Week 15 Nanostructures Characterization Techniques (Scanning Tunneling Microscopy)
Scanning Tunneling Microscopy
The scanning tunneling microscope (STM) is widely used in both industrial and fundamental research to obtain atomic scale images of metal surfaces. For an STM, good resolution is considered to be 0.1 nm lateral resolution and 0.01 nm depth resolution. With this resolution, individual atoms within materials are routinely imaged and manipulated. It provides a three dimensional profile of the surface which is very useful for characterizing surface roughness, observing surface defects, and determining the size and conformation of molecules and aggregates on the surface.
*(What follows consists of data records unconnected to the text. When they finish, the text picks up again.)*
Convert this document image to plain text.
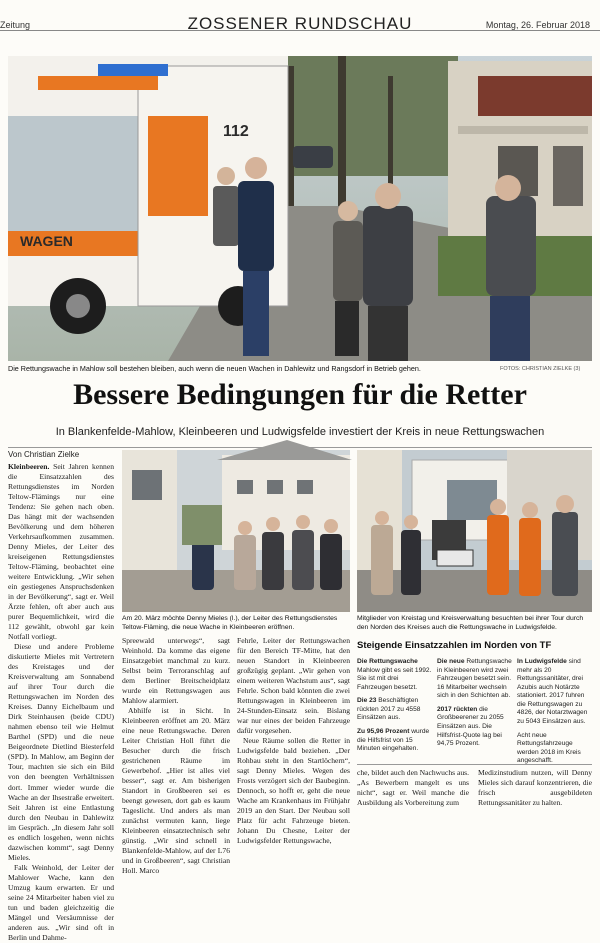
Zeitung	ZOSSENER RUNDSCHAU	Montag, 26. Februar 2018
WAGEN
112
Die Rettungswache in Mahlow soll bestehen bleiben, auch wenn die neuen Wachen in Dahlewitz und Rangsdorf in Betrieb gehen.	FOTOS: CHRISTIAN ZIELKE (3)
Bessere Bedingungen für die Retter
In Blankenfelde-Mahlow, Kleinbeeren und Ludwigsfelde investiert der Kreis in neue Rettungswachen
Von Christian Zielke

Kleinbeeren. Seit Jahren kennen die Einsatzzahlen des Rettungsdienstes im Norden Teltow-Flämings nur eine Tendenz: Sie gehen nach oben. Das hängt mit der wachsenden Bevölkerung und dem höheren Verkehrsaufkommen zusammen. Denny Mieles, der Leiter des kreiseigenen Rettungsdienstes Teltow-Fläming, beobachtet eine weitere Entwicklung. „Wir sehen ein gestiegenes Anspruchsdenken in der Bevölkerung“, sagt er. Weil Ärzte fehlen, oft aber auch aus purer Bequemlichkeit, wird die 112 gewählt, obwohl gar kein Notfall vorliegt.

Diese und andere Probleme diskutierte Mieles mit Vertretern des Kreistages und der Kreisverwaltung am Sonnabend auf ihrer Tour durch die Rettungswachen im Norden des Kreises. Danny Eichelbaum und Dirk Steinhausen (beide CDU) nahmen ebenso teil wie Helmut Barthel (SPD) und die neue Beigeordnete Dietlind Biesterfeld (SPD). In Mahlow, am Beginn der Tour, machten sie sich ein Bild von den beengten Verhältnissen dort. Immer wieder wurde die Wache an der Ihsestraße erweitert. Seit Jahren ist eine Entlastung durch den Neubau in Dahlewitz im Gespräch. „In diesem Jahr soll es endlich losgehen, wenn nichts dazwischen kommt“, sagt Denny Mieles.

Falk Weinhold, der Leiter der Mahlower Wache, kann den Umzug kaum erwarten. Er und seine 24 Mitarbeiter haben viel zu tun und baden gleichzeitig die Mängel und Versäumnisse der anderen aus. „Wir sind oft in Berlin und Dahme-

Am 20. März möchte Denny Mieles (l.), der Leiter des Rettungsdienstes Teltow-Fläming, die neue Wache in Kleinbeeren eröffnen.
Mitglieder von Kreistag und Kreisverwaltung besuchten bei ihrer Tour durch den Norden des Kreises auch die Rettungswache in Ludwigsfelde.

Spreewald unterwegs“, sagt Weinhold. Da komme das eigene Einsatzgebiet manchmal zu kurz. Selbst beim Terroranschlag auf dem Berliner Breitscheidplatz wurde ein Rettungswagen aus Mahlow alarmiert.

Abhilfe ist in Sicht. In Kleinbeeren eröffnet am 20. März eine neue Rettungswache. Deren Leiter Christian Holl führt die Besucher durch die frisch gestrichenen Räume im Gewerbehof. „Hier ist alles viel besser“, sagt er. Am bisherigen Standort in Großbeeren sei es beengt gewesen, dort gab es kaum Tageslicht. Und anders als man zunächst vermuten kann, liege Kleinbeeren einsatztechnisch sehr günstig. „Wir sind schnell in Blankenfelde-Mahlow, auf der L76 und in Großbeeren“, sagt Christian Holl. Marco

Fehrle, Leiter der Rettungswachen für den Bereich TF-Mitte, hat den neuen Standort in Kleinbeeren großzügig geplant. „Wir gehen von einem weiteren Wachstum aus“, sagt Fehrle. Schon bald könnten die zwei Rettungswagen in Kleinbeeren im 24-Stunden-Einsatz sein. Bislang war nur eines der beiden Fahrzeuge dafür vorgesehen.

Neue Räume sollen die Retter in Ludwigsfelde bald beziehen. „Der Rohbau steht in den Startlöchern“, sagt Denny Mieles. Wegen des Frosts verzögert sich der Baubeginn. Dennoch, so hofft er, geht die neue Wache am Krankenhaus im Frühjahr 2019 an den Start. Der Neubau soll Platz für acht Fahrzeuge bieten. Johann Du Chesne, Leiter der Ludwigsfelder Rettungswache,

Steigende Einsatzzahlen im Norden von TF

Die Rettungswache Mahlow gibt es seit 1992. Sie ist mit drei Fahrzeugen besetzt.

Die 23 Beschäftigten rückten 2017 zu 4558 Einsätzen aus.

Zu 95,96 Prozent wurde die Hilfsfrist von 15 Minuten eingehalten.

Die neue Rettungswache in Kleinbeeren wird zwei Fahrzeugen besetzt sein. 16 Mitarbeiter wechseln sich in den Schichten ab.

2017 rückten die Großbeerener zu 2055 Einsätzen aus. Die Hilfsfrist-Quote lag bei 94,75 Prozent.

In Ludwigsfelde sind mehr als 20 Rettungssanitäter, drei Azubis auch Notärzte stationiert. 2017 fuhren die Rettungswagen zu 4826, der Notarztwagen zu 5043 Einsätzen aus.

Acht neue Rettungsfahrzeuge werden 2018 im Kreis angeschafft.

che, bildet auch den Nachwuchs aus. „As Bewerbern mangelt es uns nicht“, sagt er. Weil manche die Ausbildung als Vorbereitung zum

Medizinstudium nutzen, will Denny Mieles sich darauf konzentrieren, die frisch ausgebildeten Rettungssanitäter zu halten.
The STM can be used not only in ultrahigh vacuum but also in air, water, and various other liquid or gas ambients, and at temperatures ranging from near zero kelvin to a few hundred degrees Celsius. Its development in 1981 earned its inventors, Gerd Binnig and Heinrich Rohrer (at IBM Zürich), the Nobel Prize in Physics in 1986.
The electron cloud associated with metal atoms at a surface extends a very small distance above the surface. When a very sharp tip in practice, a needle which has been treated so that a single atom projects from its end is brought sufficiently close to such a surface, there is a strong interaction between the electron cloud on the surface and that of the tip atom, and an electric tunneling current flows when a small voltage is applied. The resulting tunneling current is a function of tip position, applied voltage, and the local density of states (LDOS) of the sample . At a separation of a few atomic diameters, the tunneling current rapidly increases as the distance between the tip and the surface decreases. The information is acquired by monitoring the current as the tip's position scans across the surface, and is usually displayed in image form.
STM can be a challenging technique, as it requires extremely clean and stable surfaces, sharp tips, excellent vibration control, and sophisticated electronics.